Ecco, la famiglia di Chinaglia era la Lazio e lui stava diventando ricco per comprarsi la sua Lazio, in crisi e sull’orlo del baratro. Per questo nel 1983 lascia la sua villa in New Jersey e il campionato americano, dove aveva segnato 231 gol in 234 partite che però nessuno prenderà mai davvero sul serio, per diventare presidente della Lazio.
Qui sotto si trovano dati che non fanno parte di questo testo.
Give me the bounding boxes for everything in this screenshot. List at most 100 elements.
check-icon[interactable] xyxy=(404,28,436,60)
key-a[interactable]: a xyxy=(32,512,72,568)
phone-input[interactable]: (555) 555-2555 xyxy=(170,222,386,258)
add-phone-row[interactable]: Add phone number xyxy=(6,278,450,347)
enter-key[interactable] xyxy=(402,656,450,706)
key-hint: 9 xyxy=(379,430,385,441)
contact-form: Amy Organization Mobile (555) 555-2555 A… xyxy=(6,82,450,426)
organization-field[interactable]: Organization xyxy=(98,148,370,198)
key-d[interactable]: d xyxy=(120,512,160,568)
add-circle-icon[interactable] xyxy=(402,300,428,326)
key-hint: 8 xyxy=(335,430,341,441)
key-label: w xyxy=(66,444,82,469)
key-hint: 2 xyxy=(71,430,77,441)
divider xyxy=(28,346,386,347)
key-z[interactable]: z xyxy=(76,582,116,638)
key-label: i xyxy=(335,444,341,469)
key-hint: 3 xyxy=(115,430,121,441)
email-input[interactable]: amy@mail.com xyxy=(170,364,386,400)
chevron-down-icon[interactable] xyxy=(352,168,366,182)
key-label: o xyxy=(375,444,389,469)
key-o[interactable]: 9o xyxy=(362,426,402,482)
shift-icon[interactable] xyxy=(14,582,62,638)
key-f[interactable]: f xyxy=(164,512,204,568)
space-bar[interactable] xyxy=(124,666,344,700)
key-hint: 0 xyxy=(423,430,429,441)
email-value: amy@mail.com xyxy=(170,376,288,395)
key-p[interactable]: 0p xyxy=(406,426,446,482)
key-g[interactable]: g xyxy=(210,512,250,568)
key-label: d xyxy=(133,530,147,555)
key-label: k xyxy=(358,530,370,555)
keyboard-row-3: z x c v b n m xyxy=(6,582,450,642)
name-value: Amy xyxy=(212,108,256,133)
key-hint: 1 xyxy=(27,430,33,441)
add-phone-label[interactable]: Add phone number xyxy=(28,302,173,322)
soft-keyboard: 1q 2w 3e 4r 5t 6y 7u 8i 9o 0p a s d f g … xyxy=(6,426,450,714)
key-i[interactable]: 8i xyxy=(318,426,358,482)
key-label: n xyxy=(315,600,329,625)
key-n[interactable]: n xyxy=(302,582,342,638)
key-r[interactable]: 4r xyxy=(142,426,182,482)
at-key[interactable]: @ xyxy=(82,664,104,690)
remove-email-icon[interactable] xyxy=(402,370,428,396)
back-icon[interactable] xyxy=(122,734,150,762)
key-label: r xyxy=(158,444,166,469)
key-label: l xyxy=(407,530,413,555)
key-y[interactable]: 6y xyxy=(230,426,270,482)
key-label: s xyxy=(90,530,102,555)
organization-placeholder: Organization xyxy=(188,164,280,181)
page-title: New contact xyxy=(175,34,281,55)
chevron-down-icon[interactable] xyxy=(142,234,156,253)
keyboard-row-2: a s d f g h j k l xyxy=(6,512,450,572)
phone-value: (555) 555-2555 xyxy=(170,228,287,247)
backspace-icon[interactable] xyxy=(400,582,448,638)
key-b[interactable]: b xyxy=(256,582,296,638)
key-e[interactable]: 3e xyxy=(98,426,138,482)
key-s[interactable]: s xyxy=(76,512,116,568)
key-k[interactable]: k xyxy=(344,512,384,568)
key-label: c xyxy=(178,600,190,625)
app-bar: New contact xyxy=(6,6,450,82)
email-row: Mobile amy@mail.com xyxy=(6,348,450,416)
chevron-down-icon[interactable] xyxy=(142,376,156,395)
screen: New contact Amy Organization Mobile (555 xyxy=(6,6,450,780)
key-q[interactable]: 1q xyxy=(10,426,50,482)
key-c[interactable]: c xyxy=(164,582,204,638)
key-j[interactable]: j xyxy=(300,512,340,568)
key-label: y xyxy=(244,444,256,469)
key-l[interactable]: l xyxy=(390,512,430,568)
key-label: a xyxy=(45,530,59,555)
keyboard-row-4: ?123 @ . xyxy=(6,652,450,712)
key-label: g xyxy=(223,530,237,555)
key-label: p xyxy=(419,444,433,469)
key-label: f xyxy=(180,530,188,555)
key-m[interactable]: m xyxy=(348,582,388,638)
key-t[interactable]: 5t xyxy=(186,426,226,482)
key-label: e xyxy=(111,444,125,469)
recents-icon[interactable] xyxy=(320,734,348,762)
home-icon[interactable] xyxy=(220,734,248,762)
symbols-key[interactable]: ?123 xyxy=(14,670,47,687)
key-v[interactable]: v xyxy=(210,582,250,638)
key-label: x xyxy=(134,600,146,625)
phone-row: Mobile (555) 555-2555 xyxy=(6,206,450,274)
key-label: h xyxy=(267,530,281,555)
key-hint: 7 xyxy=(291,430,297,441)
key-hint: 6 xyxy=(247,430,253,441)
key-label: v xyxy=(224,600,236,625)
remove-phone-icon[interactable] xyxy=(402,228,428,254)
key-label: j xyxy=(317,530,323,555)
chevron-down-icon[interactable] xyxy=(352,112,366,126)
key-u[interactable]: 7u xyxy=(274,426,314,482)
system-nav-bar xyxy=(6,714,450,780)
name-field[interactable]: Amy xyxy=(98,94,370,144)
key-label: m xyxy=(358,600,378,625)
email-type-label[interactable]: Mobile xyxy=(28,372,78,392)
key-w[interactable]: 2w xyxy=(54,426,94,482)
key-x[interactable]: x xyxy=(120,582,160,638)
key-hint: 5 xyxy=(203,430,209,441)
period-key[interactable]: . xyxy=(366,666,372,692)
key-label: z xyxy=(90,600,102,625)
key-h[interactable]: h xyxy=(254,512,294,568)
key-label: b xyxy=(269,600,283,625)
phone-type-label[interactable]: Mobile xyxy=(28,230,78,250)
Un’avventura che dura solo fino al 1985, quando cede le quote di maggioranza della Lazio dopo un periodo decisamente non fortunato e abbandona anche il timone, nel frattempo acquisito, dei New York Cosmos. Non abbandona però il calcio: negli anni successivi ricopre ruoli dirigenziali di Ferencvaros (in Ungheria), Marsala, Foggia, Lanciano e chiaramente Lazio. Tenta una nuova scalata ai vertici dei biancocelesti prima dell’avvento di Lotito, attirandosi procedimenti giudiziari e condanne varie, prima di spegnersi in Florida nel 2012 per andare a riposare a Roma accanto alla tomba del suo mentore Tommaso Maestrelli.

Una e più vite tra Galles, Italia e Stati Uniti, con tante soddisfazioni e diversi rimpianti; primo tra tutti la scarsa fortuna in azzurro, in cui si fa notare nel 1973 per il cross a Capello a Wembley (per la gioia dei “trentamila camerieri” come aveva titolato supponente il Sun, lui che cameriere in Terra d’Albione era stato da ragazzino nel ristorante che aveva aperto il padre) e per il vaffa in mondovisione a Valcareggi nei Mondiali 1974, al momento di lasciare il campo ad Anastasi, contro Haiti. E un grande immenso amore per la Lazio perché “Di Lazio ci si ammala inguaribilmente”. Long John dixit. Un campione destinato a gloria imperitura, immenso anche per i suoi difetti perché l’immortalità di un uomo sta anche nell’essere perfettamente immerso, simbiotico, nel proprio spazio e tempo; e Giorgio Chinaglia, i suoi basettoni, il suo sguardo fiero di cavallo imbizzarrito, con i suoi eccessi, le sue tensioni, le sue contraddizioni rimarrà sempre uno strepitoso poster dell’Italia degli anni ’70, così eccessiva, così tesa, così contraddittoria, così Chinaglia.